There’s a lot to be said for a film understanding exactly what it is and going for it full throttle. Opening Night, in my opinion manages to do just that, often set to the tunes of one hit wonders to themselves. I mean where else can you get a dance battle between the foul-mouthed duo Taye and Lesli in their attempt to seduce a back up dancer (an underused Diego de Touvar) for no reason but to see if the duo can one up each other? This movie is just so feeling its own beat so much that even when it stumbles (the ending is a bit too sappy for a film with such a foul mouth and irreverent style), it manages to still be enjoyable. The script, written by Gerry De Leon and Gregory Lisi, is full of so many wonderful moments and is incredibly quotable.

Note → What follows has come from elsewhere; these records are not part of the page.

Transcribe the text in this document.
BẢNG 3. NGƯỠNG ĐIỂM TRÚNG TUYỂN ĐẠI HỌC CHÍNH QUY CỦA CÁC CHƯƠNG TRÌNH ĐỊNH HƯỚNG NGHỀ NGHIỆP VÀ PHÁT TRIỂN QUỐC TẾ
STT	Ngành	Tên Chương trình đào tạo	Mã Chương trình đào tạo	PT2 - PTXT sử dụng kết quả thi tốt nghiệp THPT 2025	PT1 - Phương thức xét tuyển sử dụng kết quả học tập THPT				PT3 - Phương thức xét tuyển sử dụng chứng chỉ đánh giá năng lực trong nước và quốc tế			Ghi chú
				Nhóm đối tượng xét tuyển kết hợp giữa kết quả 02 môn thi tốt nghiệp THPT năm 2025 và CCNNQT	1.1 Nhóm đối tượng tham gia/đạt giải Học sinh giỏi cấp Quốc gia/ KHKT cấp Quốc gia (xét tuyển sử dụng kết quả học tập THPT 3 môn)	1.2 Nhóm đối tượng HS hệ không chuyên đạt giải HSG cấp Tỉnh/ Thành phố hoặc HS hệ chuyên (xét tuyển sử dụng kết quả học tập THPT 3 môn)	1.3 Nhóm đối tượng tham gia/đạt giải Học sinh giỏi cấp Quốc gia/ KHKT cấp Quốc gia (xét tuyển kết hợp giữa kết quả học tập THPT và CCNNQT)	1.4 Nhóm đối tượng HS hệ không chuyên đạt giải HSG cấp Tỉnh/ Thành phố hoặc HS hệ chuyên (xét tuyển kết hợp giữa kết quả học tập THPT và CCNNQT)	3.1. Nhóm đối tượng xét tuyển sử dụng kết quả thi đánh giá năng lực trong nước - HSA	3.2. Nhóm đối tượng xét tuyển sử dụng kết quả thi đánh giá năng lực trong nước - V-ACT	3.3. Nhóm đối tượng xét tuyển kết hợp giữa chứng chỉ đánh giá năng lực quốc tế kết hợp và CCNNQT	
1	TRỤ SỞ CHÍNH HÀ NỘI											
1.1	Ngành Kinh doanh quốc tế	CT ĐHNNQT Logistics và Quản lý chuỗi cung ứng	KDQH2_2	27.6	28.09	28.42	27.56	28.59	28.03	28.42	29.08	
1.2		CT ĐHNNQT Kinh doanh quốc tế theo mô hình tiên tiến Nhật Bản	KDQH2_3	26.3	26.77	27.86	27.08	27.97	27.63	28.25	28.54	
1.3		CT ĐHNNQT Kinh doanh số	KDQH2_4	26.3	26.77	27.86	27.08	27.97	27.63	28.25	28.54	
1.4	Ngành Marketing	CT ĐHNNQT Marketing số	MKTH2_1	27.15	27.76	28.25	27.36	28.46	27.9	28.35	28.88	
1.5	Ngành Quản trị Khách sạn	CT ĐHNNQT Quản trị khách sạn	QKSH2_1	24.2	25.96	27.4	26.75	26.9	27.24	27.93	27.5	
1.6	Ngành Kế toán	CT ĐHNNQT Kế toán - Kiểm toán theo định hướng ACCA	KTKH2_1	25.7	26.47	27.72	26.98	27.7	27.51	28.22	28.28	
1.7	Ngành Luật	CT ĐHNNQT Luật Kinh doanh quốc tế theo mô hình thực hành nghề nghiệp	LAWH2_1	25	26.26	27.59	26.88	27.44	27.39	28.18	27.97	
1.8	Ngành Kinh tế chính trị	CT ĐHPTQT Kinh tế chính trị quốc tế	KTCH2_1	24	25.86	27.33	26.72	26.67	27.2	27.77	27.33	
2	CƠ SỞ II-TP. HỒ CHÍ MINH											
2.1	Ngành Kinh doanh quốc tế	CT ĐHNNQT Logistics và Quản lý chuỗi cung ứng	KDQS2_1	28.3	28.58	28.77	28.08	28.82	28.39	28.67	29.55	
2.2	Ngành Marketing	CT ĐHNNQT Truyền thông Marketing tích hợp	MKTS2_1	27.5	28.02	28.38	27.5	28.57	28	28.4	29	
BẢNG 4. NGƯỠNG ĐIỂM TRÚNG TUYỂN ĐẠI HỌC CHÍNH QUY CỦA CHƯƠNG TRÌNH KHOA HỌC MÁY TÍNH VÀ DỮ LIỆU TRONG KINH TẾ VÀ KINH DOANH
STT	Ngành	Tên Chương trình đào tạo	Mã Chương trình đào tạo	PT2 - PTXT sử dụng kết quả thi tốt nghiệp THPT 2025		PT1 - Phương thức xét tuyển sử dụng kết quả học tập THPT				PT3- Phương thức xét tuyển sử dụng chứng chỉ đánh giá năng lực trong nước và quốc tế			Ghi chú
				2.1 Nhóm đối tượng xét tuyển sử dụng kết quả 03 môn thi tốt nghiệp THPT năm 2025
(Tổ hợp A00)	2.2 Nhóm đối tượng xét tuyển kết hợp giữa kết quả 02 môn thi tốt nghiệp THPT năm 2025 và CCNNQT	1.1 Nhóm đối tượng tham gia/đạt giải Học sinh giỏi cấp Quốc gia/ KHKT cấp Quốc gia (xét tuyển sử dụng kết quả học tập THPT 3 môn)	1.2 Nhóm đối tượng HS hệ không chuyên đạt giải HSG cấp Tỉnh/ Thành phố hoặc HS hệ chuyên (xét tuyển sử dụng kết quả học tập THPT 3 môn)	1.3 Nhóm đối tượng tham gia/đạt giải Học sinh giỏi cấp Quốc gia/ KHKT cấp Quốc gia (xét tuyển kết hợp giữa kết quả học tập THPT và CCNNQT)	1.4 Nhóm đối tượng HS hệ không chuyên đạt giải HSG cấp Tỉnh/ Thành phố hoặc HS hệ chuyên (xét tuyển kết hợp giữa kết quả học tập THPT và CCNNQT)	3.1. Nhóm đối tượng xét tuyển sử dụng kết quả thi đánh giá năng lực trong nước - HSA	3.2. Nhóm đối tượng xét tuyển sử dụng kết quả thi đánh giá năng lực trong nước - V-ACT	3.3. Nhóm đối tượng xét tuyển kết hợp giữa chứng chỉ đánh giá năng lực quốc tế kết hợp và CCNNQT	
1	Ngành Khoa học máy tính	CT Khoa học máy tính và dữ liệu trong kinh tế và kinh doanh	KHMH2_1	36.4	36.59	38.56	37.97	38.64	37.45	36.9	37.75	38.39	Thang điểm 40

The main joy one will get from this film is the incredible ensemble of actors saying these wild lines, singing the songs, and behaving badly. Topher Grace plays exasperated very well and you get a sense of just how much his past weighs on him in every interaction he has. My favorites from the supporting cast were Taye, Lesli, and JC, whose performance as himself gets to poke fun at both the boy band image and his own career, with some heartfelt moments.
All in all, Opening Night reminds me so much of Soapdish and has definitely been a festival highlight for me so far.